Renault beendete den Grand Prix von Deutschland mit den Plätzen 7 und 10. Robert Kubica gab im französischen Team erneut den Ton an und hatte ein ereignisreiches Rennen. Am Ende war Platz 7 allerdings das höchste aller Gefühle denn der Abstand auf die Teams davor war einfach zu groß.
"Wir hatten ein gutes Wochenende wenn man an das Potenzial des Autos auf dieser Strecke denkt", sagte Kubica. "Es gab einige aufregende Moment während des Rennen: Ich hatte einen guten Start und versuchte in Kurve 2 Hamilton zu überholen weil dieser so früh bremste.
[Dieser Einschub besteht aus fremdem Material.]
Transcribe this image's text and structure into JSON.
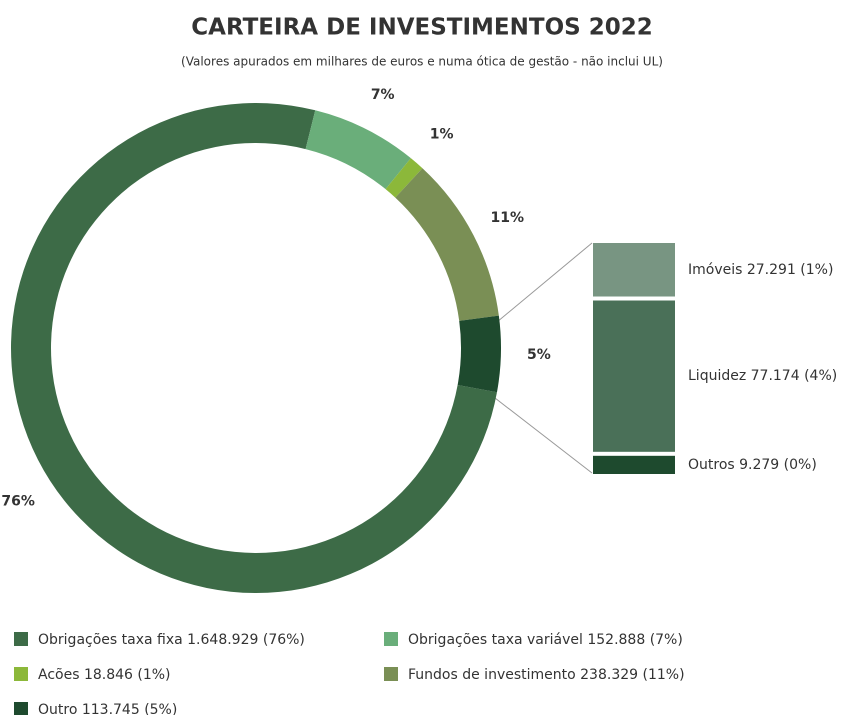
{
  "chart_data": {
    "type": "donut",
    "title": "CARTEIRA DE INVESTIMENTOS 2022",
    "subtitle": "(Valores apurados em milhares de euros e numa ótica de gestão - não inclui UL)",
    "categories": [
      "Obrigações taxa fixa 1.648.929 (76%)",
      "Obrigações taxa variável 152.888 (7%)",
      "Acões 18.846 (1%)",
      "Fundos de investimento 238.329 (11%)",
      "Outro 113.745 (5%)"
    ],
    "values": [
      76,
      7,
      1,
      11,
      5
    ],
    "value_labels": [
      "76%",
      "7%",
      "1%",
      "11%",
      "5%"
    ],
    "colors": [
      "#3d6b47",
      "#6aae7a",
      "#8cb83a",
      "#7a8f55",
      "#1e4a2e"
    ],
    "breakdown": {
      "categories": [
        "Imóveis 27.291 (1%)",
        "Liquidez 77.174 (4%)",
        "Outros 9.279 (0%)"
      ],
      "values": [
        27291,
        77174,
        9279
      ],
      "colors": [
        "#789582",
        "#4a7058",
        "#1e4a2e"
      ]
    }
  }
}
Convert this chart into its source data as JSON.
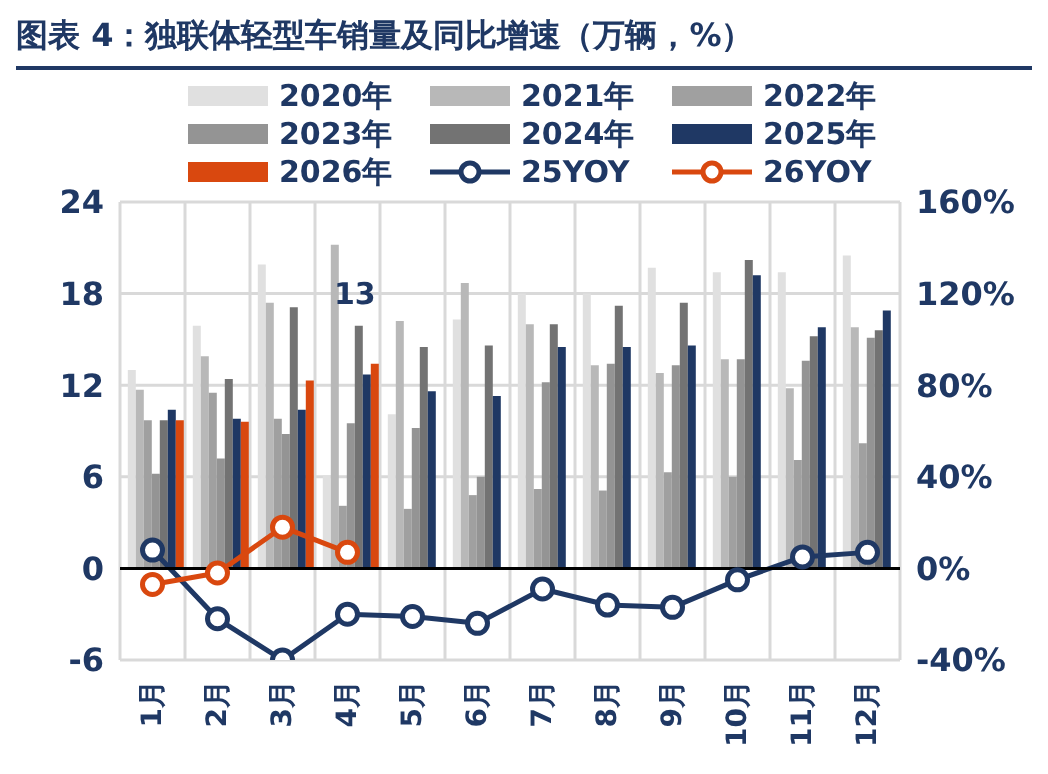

Am Ende verlor ich dadurch aber meine Position an Button und Webber. Nach meinem Stopp hatte ich einen guten Kampf mit Michael (Schumacher) und hielt meine Position. Ich durfte dabei nicht viel Zeit verlieren weil ich ja auch vor Rosberg bleiben wollte und der war zu diesem Zeitpunkt noch nicht an der Box. Der Rückstand auf die vorderen Teams war zu groß und deshalb mussten wir uns mit Platz 7 zufrieden geben."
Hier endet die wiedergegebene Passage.